In 1885, thanks to some generous souls from Ireland, America and Madras, the brothers procured a 150 acre plot for 20, 000 rupees at Adyar, Madras. Soon the brothers and the orphaned children moved into the vast campus which was then known as ‘ShikarBagh’, later to be rechristened as “Elphinstone Park’. Thus began the story of Patrician Brothers in India with ample amount of ups and downs, joys and sorrows.
The Story Of Green Sash
In 1868 when the Papal States were invaded, a group of Irish volunteers went to defend the town of PioNono, but the town fell. One of these volunteers, John Howlin of Wexford, who had experienced the PioNono battlefield and a French prison camp, heard of the Patrician Brothers when he returned to Ireland. He needed no coaxing to enroll under their flag of Saint Patrick. Later, when he entered the Congregation of the Brothers of St. Patrick, he took the name Aloysius.

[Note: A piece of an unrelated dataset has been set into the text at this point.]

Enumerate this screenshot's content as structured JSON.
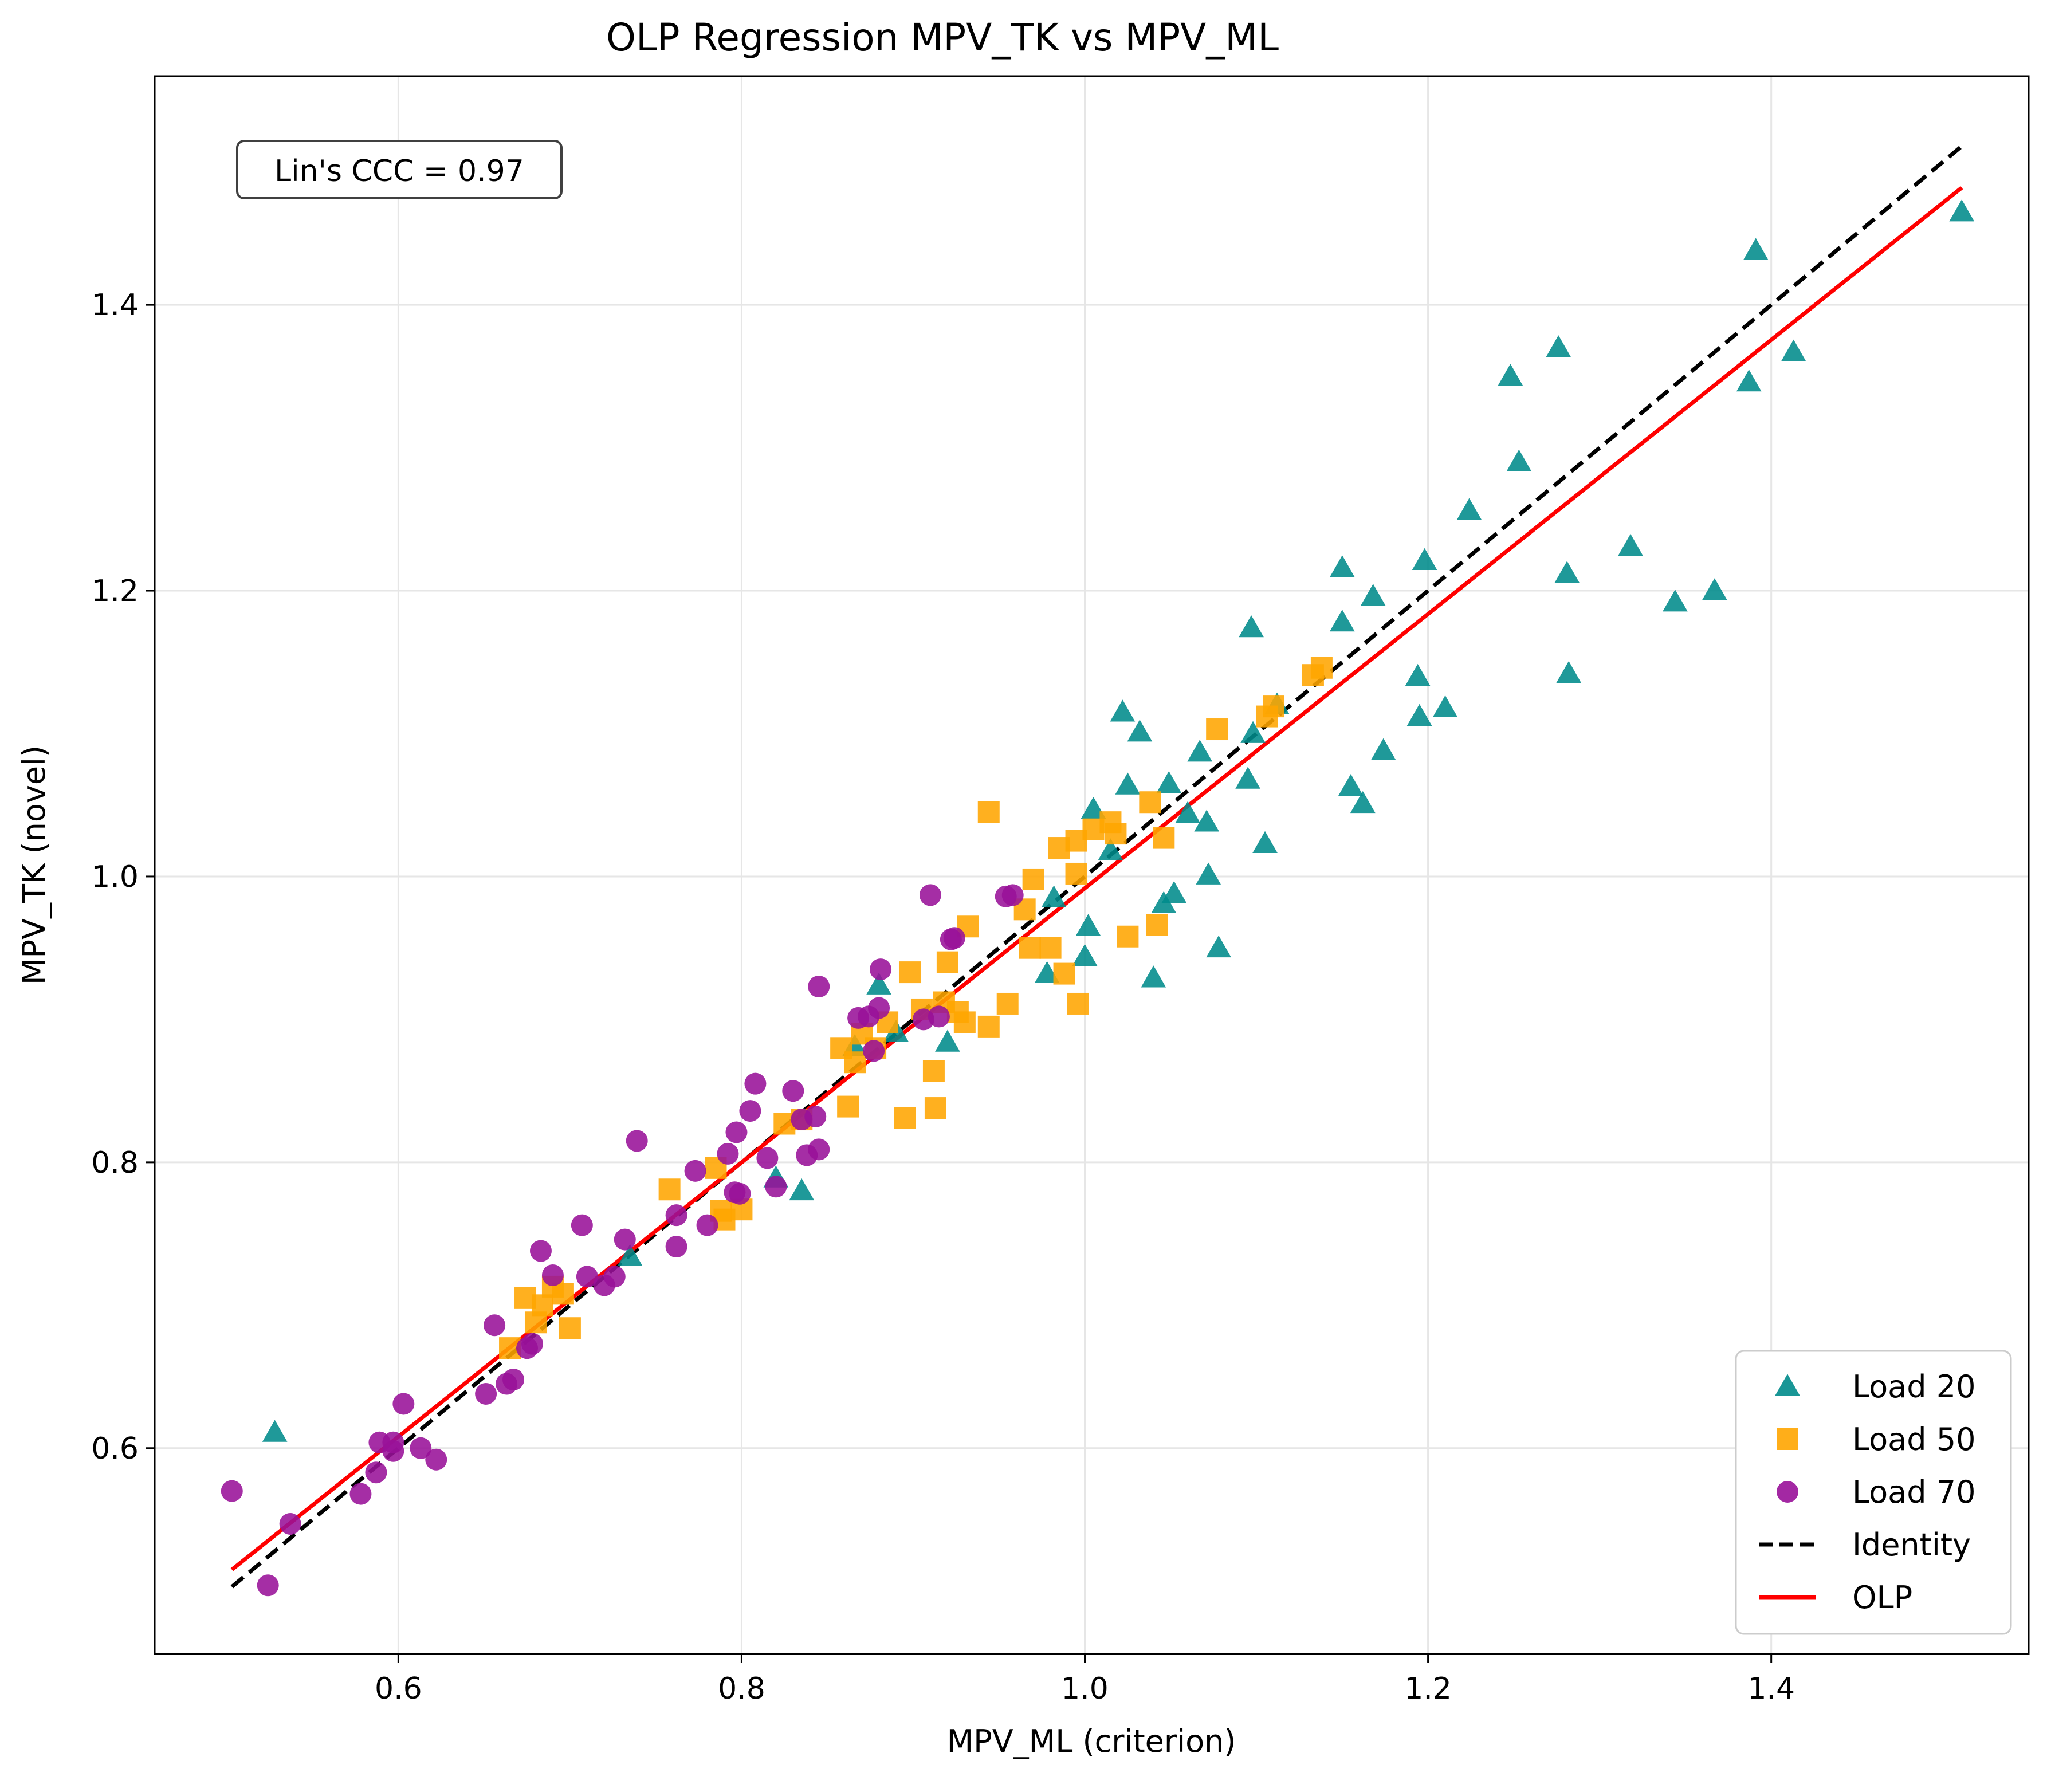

In February of 1883 Brother Aloysius was in Rome on behalf of the Brothers working towards gaining recognition of the Brothers as a Religious Congregation. He was able to obtain a private audience with Pope Leo XIII who had been the Archbishop of Perugia under whom Aloysius had served as an Irish volunteer. During this audience Aloysius asked the Pope if the Brothers could have permission to wear a green sash as a part of their religious habit in honour of Saint Patrick. Pope Leo granted the petition.
It wasn't until more than five years later on the 15th August, 1888, that the Brothers wore the sash for the very first time. This distinctive badge of the Patrician Brothers is thus a souvenir, perhaps the only permanent one, of the gallant Irish swords taken up in defense of the Pope's temporal power.